Jungle Map Case

In 1944 a new, lighter weight map case was introduced to supplement the large webbing examples then in service. This map case was produced in both a tan colour and in a dark green for jungle use and it is one of these we are looking at tonight:

Folded the case is about 2/3 the width of the webbing example. Instead of a webbing shoulder strap it has a length of cord tied through two metal eyelets at the top of the case. It folds into three parts and is secured in the front with a press stud tab and a top flap:

The reverse also has a top flap and a set of pencil loops:

Lifting the flap allows the pencils to be added or removed:

The underside of this top flap has the W/|\D mark:

Once opened out the map case has three celluloid panels, linked together with tape:

A map can be fitted across the width of the map case, protected by the celluloid. Another tab and press stud helps hold the map in place:

This early celluloid had a tendency to melt if it came into contact with mosquito cream- a real possibility in jungle environments- so a label is attached warning the user to be careful and keep insect repellant away from the plastic:

The maker’s name of RD & Co Ltd. The map case has a black stamp with year of manufacture, 1945, and the /|\ mark:

This map case is often associated with the 44 pattern web gear and wider jungle equipment introduced following the Lethbridge Commission, but whether the design was the direct result of their recommendations or it just came into service at the same time is unclear.

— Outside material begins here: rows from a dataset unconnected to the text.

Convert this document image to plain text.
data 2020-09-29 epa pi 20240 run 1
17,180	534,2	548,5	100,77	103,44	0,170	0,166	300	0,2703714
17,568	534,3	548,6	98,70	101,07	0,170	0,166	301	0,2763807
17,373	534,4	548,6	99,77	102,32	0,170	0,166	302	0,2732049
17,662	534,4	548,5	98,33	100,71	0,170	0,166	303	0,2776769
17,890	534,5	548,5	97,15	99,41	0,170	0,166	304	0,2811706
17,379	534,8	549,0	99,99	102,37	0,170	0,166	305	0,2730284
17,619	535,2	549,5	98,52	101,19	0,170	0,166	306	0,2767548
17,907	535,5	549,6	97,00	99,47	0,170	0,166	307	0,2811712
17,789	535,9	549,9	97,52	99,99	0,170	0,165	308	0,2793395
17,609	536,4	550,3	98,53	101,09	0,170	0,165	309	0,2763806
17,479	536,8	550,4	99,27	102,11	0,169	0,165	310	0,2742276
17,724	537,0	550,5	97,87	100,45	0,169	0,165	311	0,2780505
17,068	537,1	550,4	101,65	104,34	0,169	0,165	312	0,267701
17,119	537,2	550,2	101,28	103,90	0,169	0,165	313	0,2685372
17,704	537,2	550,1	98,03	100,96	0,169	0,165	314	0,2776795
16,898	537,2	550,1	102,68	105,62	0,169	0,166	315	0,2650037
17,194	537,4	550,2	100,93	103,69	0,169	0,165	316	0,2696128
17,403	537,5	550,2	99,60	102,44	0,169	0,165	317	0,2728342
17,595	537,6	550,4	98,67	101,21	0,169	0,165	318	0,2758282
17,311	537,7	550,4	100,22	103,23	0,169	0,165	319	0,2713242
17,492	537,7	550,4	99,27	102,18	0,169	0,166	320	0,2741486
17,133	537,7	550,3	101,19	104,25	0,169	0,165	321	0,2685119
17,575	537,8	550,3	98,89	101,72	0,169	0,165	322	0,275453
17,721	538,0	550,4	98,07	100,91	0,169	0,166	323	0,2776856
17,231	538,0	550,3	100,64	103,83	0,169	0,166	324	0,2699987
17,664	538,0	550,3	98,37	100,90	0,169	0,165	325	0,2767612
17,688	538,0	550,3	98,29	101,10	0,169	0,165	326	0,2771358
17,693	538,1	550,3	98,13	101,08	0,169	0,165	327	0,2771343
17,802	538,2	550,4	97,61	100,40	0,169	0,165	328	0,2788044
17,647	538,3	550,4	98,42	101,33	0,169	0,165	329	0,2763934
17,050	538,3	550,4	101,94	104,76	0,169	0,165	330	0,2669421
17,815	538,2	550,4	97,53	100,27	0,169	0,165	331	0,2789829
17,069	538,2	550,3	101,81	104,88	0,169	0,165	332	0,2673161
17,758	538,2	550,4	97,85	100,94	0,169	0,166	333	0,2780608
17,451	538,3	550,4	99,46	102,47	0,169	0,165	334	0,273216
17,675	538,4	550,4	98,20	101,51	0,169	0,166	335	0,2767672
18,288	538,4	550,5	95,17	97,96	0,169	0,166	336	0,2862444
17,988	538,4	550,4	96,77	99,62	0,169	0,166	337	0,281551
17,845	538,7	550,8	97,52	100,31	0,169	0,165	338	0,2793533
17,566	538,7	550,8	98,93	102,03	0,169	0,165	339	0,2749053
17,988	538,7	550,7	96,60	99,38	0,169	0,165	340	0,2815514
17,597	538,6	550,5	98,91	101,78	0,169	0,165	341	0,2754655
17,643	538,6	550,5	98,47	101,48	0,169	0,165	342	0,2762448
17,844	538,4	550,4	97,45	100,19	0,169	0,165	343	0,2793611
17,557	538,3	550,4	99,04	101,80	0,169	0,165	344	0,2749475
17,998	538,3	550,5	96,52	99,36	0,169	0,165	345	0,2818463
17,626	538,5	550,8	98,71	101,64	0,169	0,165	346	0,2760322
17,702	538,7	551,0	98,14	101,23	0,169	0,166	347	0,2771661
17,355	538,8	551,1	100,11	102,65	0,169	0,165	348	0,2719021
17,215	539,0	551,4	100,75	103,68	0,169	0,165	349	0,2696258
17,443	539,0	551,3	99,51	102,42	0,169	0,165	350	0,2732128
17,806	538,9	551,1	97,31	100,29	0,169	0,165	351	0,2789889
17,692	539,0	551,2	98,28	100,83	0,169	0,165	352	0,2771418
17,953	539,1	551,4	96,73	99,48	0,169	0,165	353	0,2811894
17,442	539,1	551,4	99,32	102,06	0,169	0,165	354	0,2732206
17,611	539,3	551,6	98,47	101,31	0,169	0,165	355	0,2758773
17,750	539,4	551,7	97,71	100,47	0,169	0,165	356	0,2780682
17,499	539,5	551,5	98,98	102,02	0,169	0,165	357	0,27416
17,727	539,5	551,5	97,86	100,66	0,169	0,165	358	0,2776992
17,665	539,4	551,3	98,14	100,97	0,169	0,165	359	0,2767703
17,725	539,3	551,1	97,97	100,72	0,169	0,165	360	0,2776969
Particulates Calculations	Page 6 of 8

Map cases were reasonably durable, but could fall victim to odd forms of destruction in the jungle, as recalled by Raymond Swindell who served in Malaya during the Second World War:

One night we had gone to bed and after a while, the man next to me said that he had been bitten on the back of his neck. Shortly afterwards I was bitten. This roused the rest of the men, and when a light was shone, we could see that an army of termite ants were on the move, and were devouring everything in their path. The next morning at first light we could see the path they had taken, eating canvas webbing, clothes, and anything that wasn’t solid. They had gone diagonally across my map case leaving only the brass buckles and plastic.

One wonders quite what stores made of this explanation when he returned what was left for a replacement…

One comment

  1. I once owned a WW1 Officer’s map case in a near identical design but made in khaki material with leather suspension strap and a brass spring clip for the Sam Browne belt D ring.